Hedge fund portfolio managers looking to buy a fund tracking the S&P 500 have more choices than ever before, HedgeWorld News reports, but in most cases, they will choose an S&P 500 Index futures contract over a SPDR or other exchange-traded fund.
For one thing, the transaction costs on futures trading is lower then on ETFs. Another major advantage of futures is that they are taxed differently. Since they are considered to be a commodity, the tax rate they go under is much lower then that of securities. Sixty-percent of the profits from a futures contract are taxed at the lower, long-term capital gains tax rate, and 40% at the higher, short-term capital gains tax rate, whereas 100% of the profits from ETFs are subject to short-term capital gains taxes.

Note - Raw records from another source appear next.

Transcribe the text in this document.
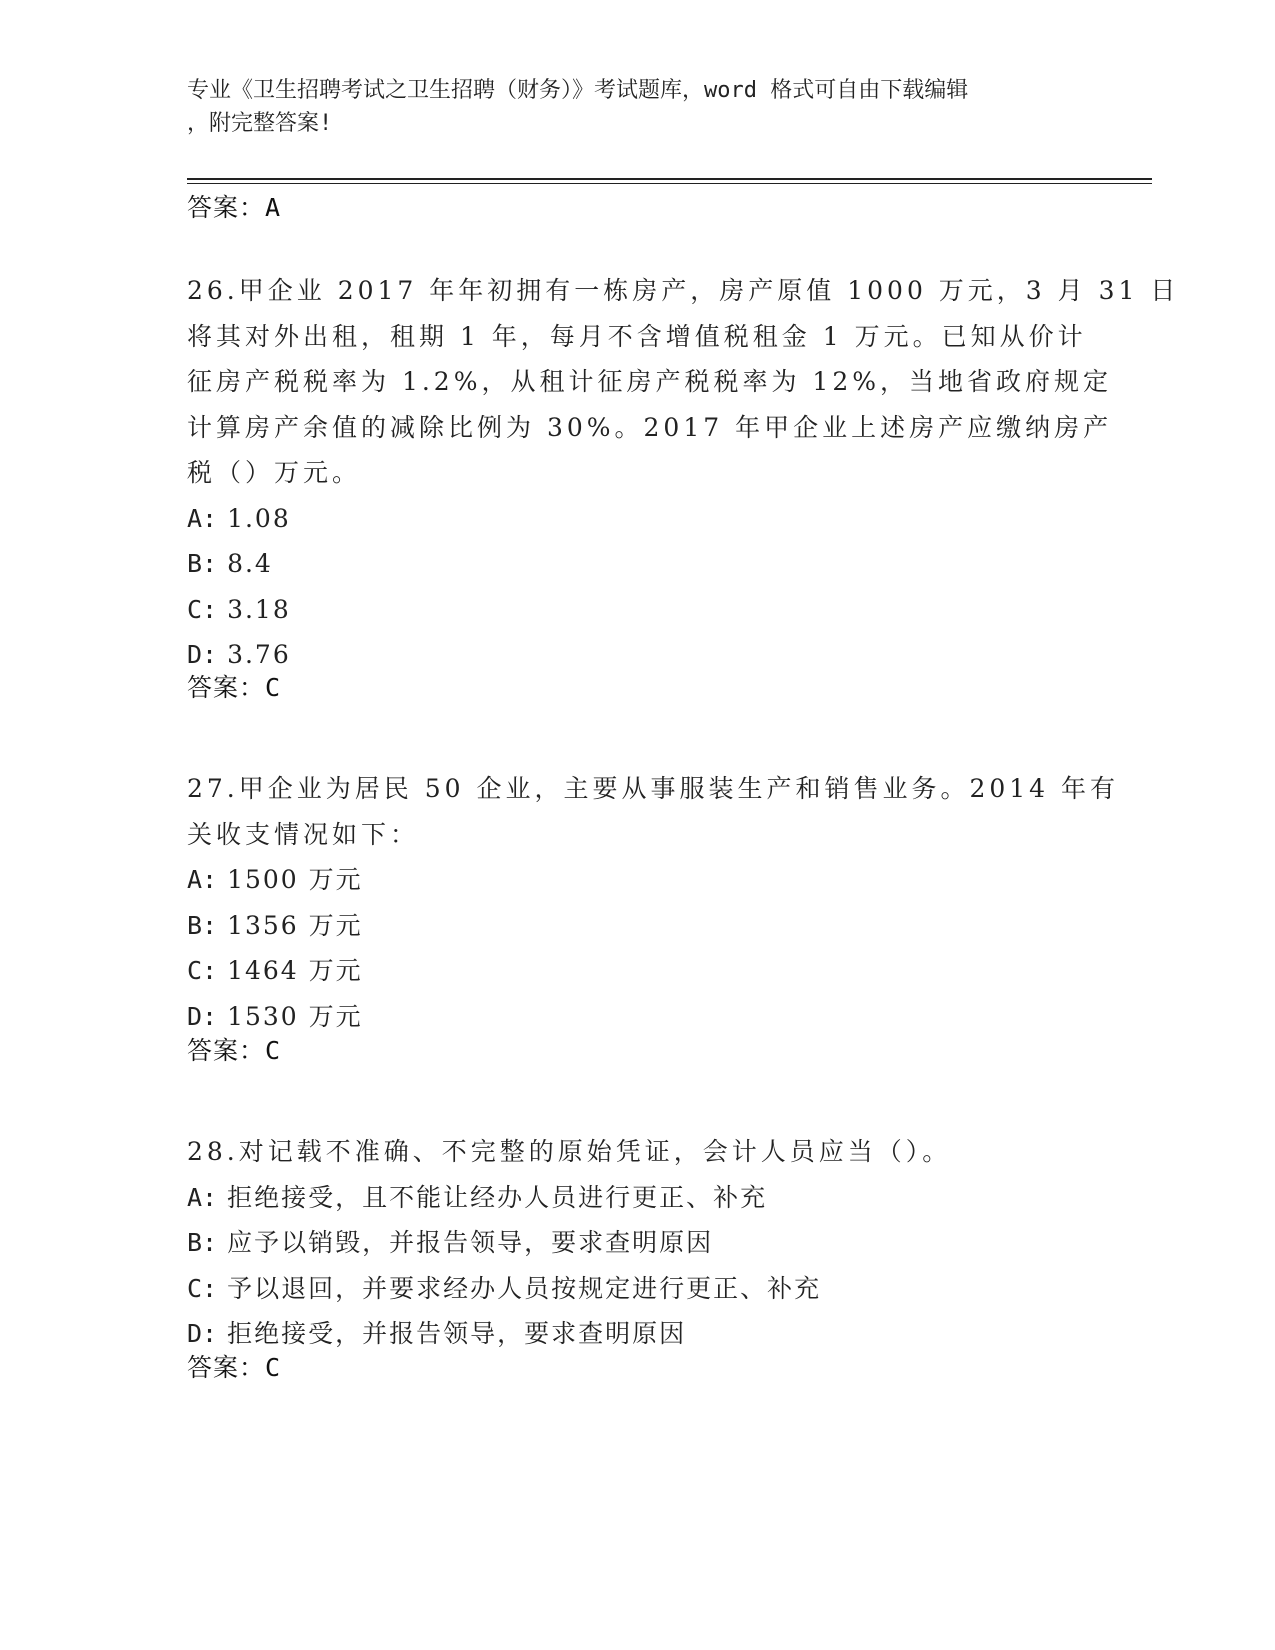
专业《卫生招聘考试之卫生招聘（财务）》考试题库，word 格式可自由下载编辑
，附完整答案!
答案：A
26.甲企业 2017 年年初拥有一栋房产，房产原值 1000 万元，3 月 31 日
将其对外出租，租期 1 年，每月不含增值税租金 1 万元。已知从价计
征房产税税率为 1.2%，从租计征房产税税率为 12%，当地省政府规定
计算房产余值的减除比例为 30%。2017 年甲企业上述房产应缴纳房产
税（）万元。
A: 1.08
B: 8.4
C: 3.18
D: 3.76
答案：C
27.甲企业为居民 50 企业，主要从事服装生产和销售业务。2014 年有
关收支情况如下：
A: 1500 万元
B: 1356 万元
C: 1464 万元
D: 1530 万元
答案：C
28.对记载不准确、不完整的原始凭证，会计人员应当（）。
A: 拒绝接受，且不能让经办人员进行更正、补充
B: 应予以销毁，并报告领导，要求查明原因
C: 予以退回，并要求经办人员按规定进行更正、补充
D: 拒绝接受，并报告领导，要求查明原因
答案：C
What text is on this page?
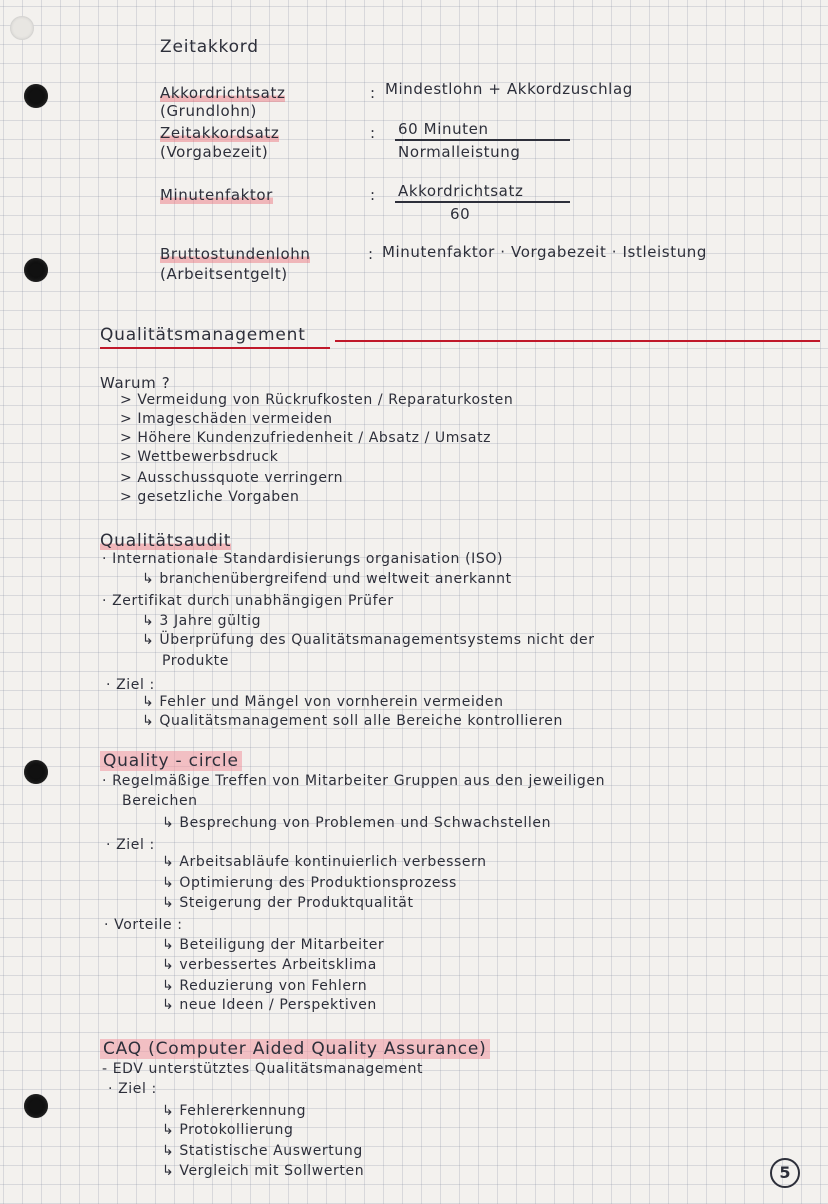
Zeitakkord
Akkordrichtsatz
(Grundlohn)
: Mindestlohn + Akkordzuschlag
Zeitakkordsatz
(Vorgabezeit)
: 60 Minuten
Normalleistung
Minutenfaktor	: Akkordrichtsatz
60
Bruttostundenlohn
(Arbeitsentgelt)
: Minutenfaktor · Vorgabezeit · Istleistung
Qualitätsmanagement
Warum ?
> Vermeidung von Rückrufkosten / Reparaturkosten
> Imageschäden vermeiden
> Höhere Kundenzufriedenheit / Absatz / Umsatz
> Wettbewerbsdruck
> Ausschussquote verringern
> gesetzliche Vorgaben
Qualitätsaudit
· Internationale Standardisierungs organisation (ISO)
↳ branchenübergreifend und weltweit anerkannt
· Zertifikat durch unabhängigen Prüfer
↳ 3 Jahre gültig
↳ Überprüfung des Qualitätsmanagementsystems nicht der
Produkte
· Ziel :
↳ Fehler und Mängel von vornherein vermeiden
↳ Qualitätsmanagement soll alle Bereiche kontrollieren
Quality - circle
· Regelmäßige Treffen von Mitarbeiter Gruppen aus den jeweiligen
Bereichen
↳ Besprechung von Problemen und Schwachstellen
· Ziel :
↳ Arbeitsabläufe kontinuierlich verbessern
↳ Optimierung des Produktionsprozess
↳ Steigerung der Produktqualität
· Vorteile :
↳ Beteiligung der Mitarbeiter
↳ verbessertes Arbeitsklima
↳ Reduzierung von Fehlern
↳ neue Ideen / Perspektiven
CAQ (Computer Aided Quality Assurance)
- EDV unterstütztes Qualitätsmanagement
· Ziel :
↳ Fehlererkennung
↳ Protokollierung
↳ Statistische Auswertung
↳ Vergleich mit Sollwerten	5
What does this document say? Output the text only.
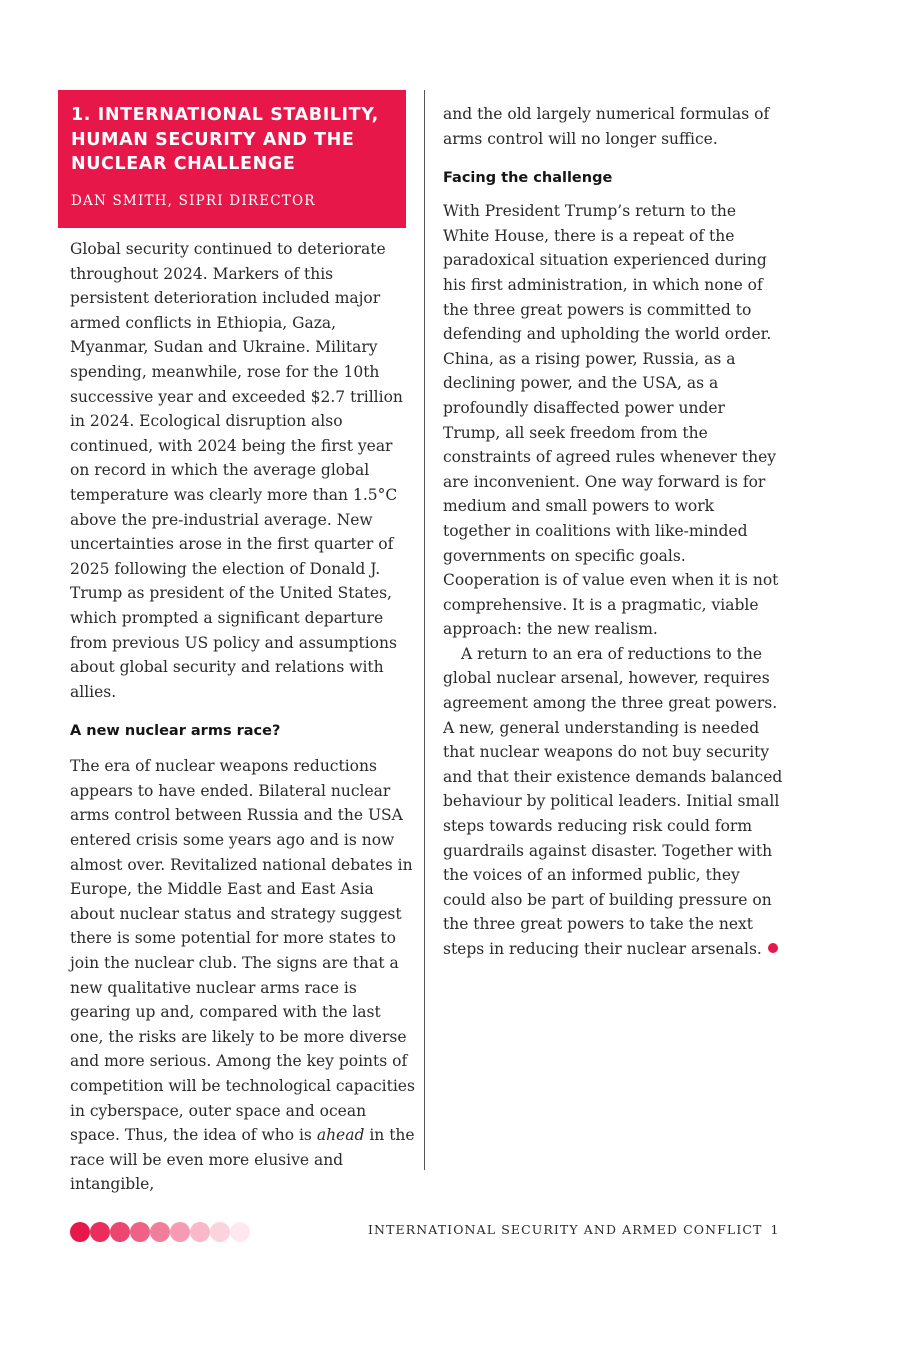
1. INTERNATIONAL STABILITY,
HUMAN SECURITY AND THE
NUCLEAR CHALLENGE
DAN SMITH, SIPRI DIRECTOR

Global security continued to deteriorate throughout 2024. Markers of this persistent deterioration included major armed conflicts in Ethiopia, Gaza, Myanmar, Sudan and Ukraine. Military spending, meanwhile, rose for the 10th successive year and exceeded $2.7 trillion in 2024. Ecological disruption also continued, with 2024 being the first year on record in which the average global temperature was clearly more than 1.5°C above the pre-industrial average. New uncertainties arose in the first quarter of 2025 following the election of Donald J. Trump as president of the United States, which prompted a significant departure from previous US policy and assumptions about global security and relations with allies.

A new nuclear arms race?

The era of nuclear weapons reductions appears to have ended. Bilateral nuclear arms control between Russia and the USA entered crisis some years ago and is now almost over. Revitalized national debates in Europe, the Middle East and East Asia about nuclear status and strategy suggest there is some potential for more states to join the nuclear club. The signs are that a new qualitative nuclear arms race is gearing up and, compared with the last one, the risks are likely to be more diverse and more serious. Among the key points of competition will be technological capacities in cyberspace, outer space and ocean space. Thus, the idea of who is ahead in the race will be even more elusive and intangible,

and the old largely numerical formulas of arms control will no longer suffice.

Facing the challenge

With President Trump’s return to the White House, there is a repeat of the paradoxical situation experienced during his first administration, in which none of the three great powers is committed to defending and upholding the world order. China, as a rising power, Russia, as a declining power, and the USA, as a profoundly disaffected power under Trump, all seek freedom from the constraints of agreed rules whenever they are inconvenient. One way forward is for medium and small powers to work together in coalitions with like-minded governments on specific goals. Cooperation is of value even when it is not comprehensive. It is a pragmatic, viable approach: the new realism.

A return to an era of reductions to the global nuclear arsenal, however, requires agreement among the three great powers. A new, general understanding is needed that nuclear weapons do not buy security and that their existence demands balanced behaviour by political leaders. Initial small steps towards reducing risk could form guardrails against disaster. Together with the voices of an informed public, they could also be part of building pressure on the three great powers to take the next steps in reducing their nuclear arsenals.

INTERNATIONAL SECURITY AND ARMED CONFLICT 1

Futures are also a way for smaller funds to obtain leverage. That is one of the factors that has led to the accelerated growth in futures trading; the average dollar amount per day for the E-mini S&P 500 futures contract is $40 billion to $50 billion, compared to the $6 billion to $8 billion for SPDRs, according to David Lerman from the Chicago Mercantile Exchange.
However, for small hedge fund managers, ETFs may be a better choice, as they are fully liquid and can offer more appropriate hedges. Hedge fund portfolios are not always compatible with the S&P 500, and thus should not be hedged with S&P 500 futures.